The announcement by CBS News that Bari Weiss would take over as editor-in-chief drew immediate response from the mainstream media. The biggest critique? She has no background in broadcast journalism.
Fair enough — Weiss built her reputation as a writer and editor, not as a producer behind a camera. But that’s only part of the story. Her appointment may actually be the clearest sign yet that new ownership at CBS is trying to do something the network hasn’t done in decades: rebuild public trust.

CBS News was once considered the gold standard of American journalism. Yes, Archie Bunker didn't like him, but longtime CBS anchorman Walter Cronkite was culturally considered “the most trusted man in America.” When Cronkite ended his broadcasts, “And that’s the way it is,” viewers believed him. And, by proxy, they believed CBS.
That reputation has eroded. And not just because of changing media habits, but because CBS increasingly came to be seen as an institution with a left-leaning slant. It wasn’t invented by right-wing pundits; it was documented by people who knew CBS from the inside. Bernie Goldberg, who worked for CBS for nearly three decades, blew the whistle in his 2001 bestseller Bias: A CBS Insider Exposes How the Media Distort the News.
Goldberg wasn’t a conservative crusader; he was a veteran newsman frustrated that his network no longer seemed capable of seeing its own blind spots. He argued that the bias wasn’t malicious — it was cultural. In newsrooms dominated almost, if not completely, by progressives, journalists didn’t even realize when their worldview colored their coverage.
Goldberg pointed to how CBS framed stories about taxes, welfare, or gun rights. The “good guys” and “bad guys” were pre-decided, and dissenting views were treated as outliers or fringe. To millions of viewers, CBS stopped sounding like a mirror of America and started sounding like an editorial page. It was the place to See B.S.
In 2004, Dan Rather — who had taken over the anchor slot when Cronkite retired in the 1980s — aired a bombshell report alleging that George W. Bush had received preferential treatment in the National Guard during the Vietnam War.
The problem? The documents backing the story turned out to be fake. The fallout was catastrophic. Rather was forced out, producers were fired, and CBS’s credibility took a hit it’s never fully recovered from.
That episode didn’t just expose sloppy journalism; it confirmed what critics like Goldberg had been warning about: Political bias had clouded the network’s judgment.

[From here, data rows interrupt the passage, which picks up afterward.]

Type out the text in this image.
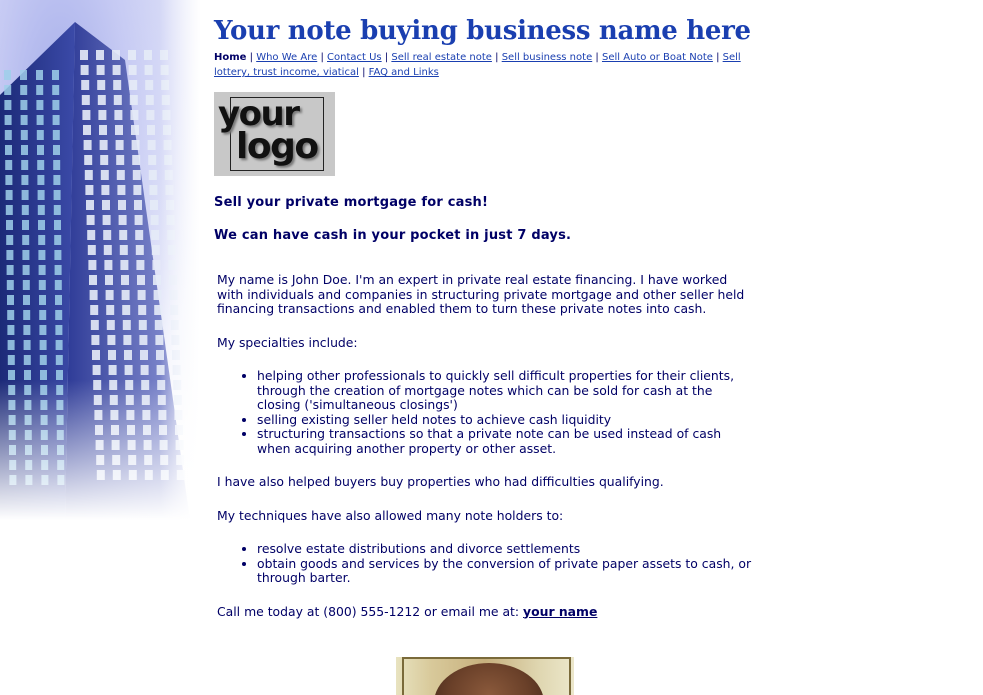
Your note buying business name here
Home | Who We Are | Contact Us | Sell real estate note | Sell business note | Sell Auto or Boat Note | Sell lottery, trust income, viatical | FAQ and Links
your
logo

Sell your private mortgage for cash!

We can have cash in your pocket in just 7 days.

My name is John Doe. I'm an expert in private real estate financing. I have worked with individuals and companies in structuring private mortgage and other seller held financing transactions and enabled them to turn these private notes into cash.

My specialties include:

• helping other professionals to quickly sell difficult properties for their clients, through the creation of mortgage notes which can be sold for cash at the closing ('simultaneous closings')
• selling existing seller held notes to achieve cash liquidity
• structuring transactions so that a private note can be used instead of cash when acquiring another property or other asset.

I have also helped buyers buy properties who had difficulties qualifying.

My techniques have also allowed many note holders to:

• resolve estate distributions and divorce settlements
• obtain goods and services by the conversion of private paper assets to cash, or through barter.

Call me today at (800) 555-1212 or email me at: your name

Bari Weiss’ appointment makes sense. She’s not a product of the broadcast establishment, and that’s her value. Weiss made her name as an independent thinker — first at The New York Times, where she left over what she described as a stifling ideological culture, and later as founder of The Free Press, her own media venture committed to open debate and intellectual honesty.
She’s often branded a conservative by the left, but she’s anything but. She is a center-left classical liberal who supports same-sex marriage, abortion, and more. She is a free speech advocate, saying all voices should be heard.
That mindset is exactly what CBS needs. Traditional networks have been hemorrhaging viewers and credibility for years, especially among independents and conservatives who no longer trust mainstream news.
The skeptics do have a point: Running a broadcast newsroom is a different beast than running a Substack page. But the bigger issue isn’t whether Weiss can direct camera angles or manage anchor egos — she’ll have a team for that. The question is whether she can change a culture.
If she can restore a spirit of curiosity, fairness, and intellectual diversity — if she can make CBS a place where Americans of all stripes believe they’ll get the full story, not just one side — she’ll have achieved something no one in broadcast news has managed in a generation.
Consider14
this exchange between Archie and Edith Bunker in the 1971 episode of All In The Family, “Man on the Street”:
Archie: Edith, what channel is Cronkite on?
Edith: Channel 2, Archie. The one we don't watch 'cause you always say Walter Cronkite is a Communist.
Archie: I never said that, Edith. The man ain't all red.
In today's political terms, Bari Weiss' assignment is to make viewers feel CBS isn’t all Blue State or all Red State. And that’s the way it … can be.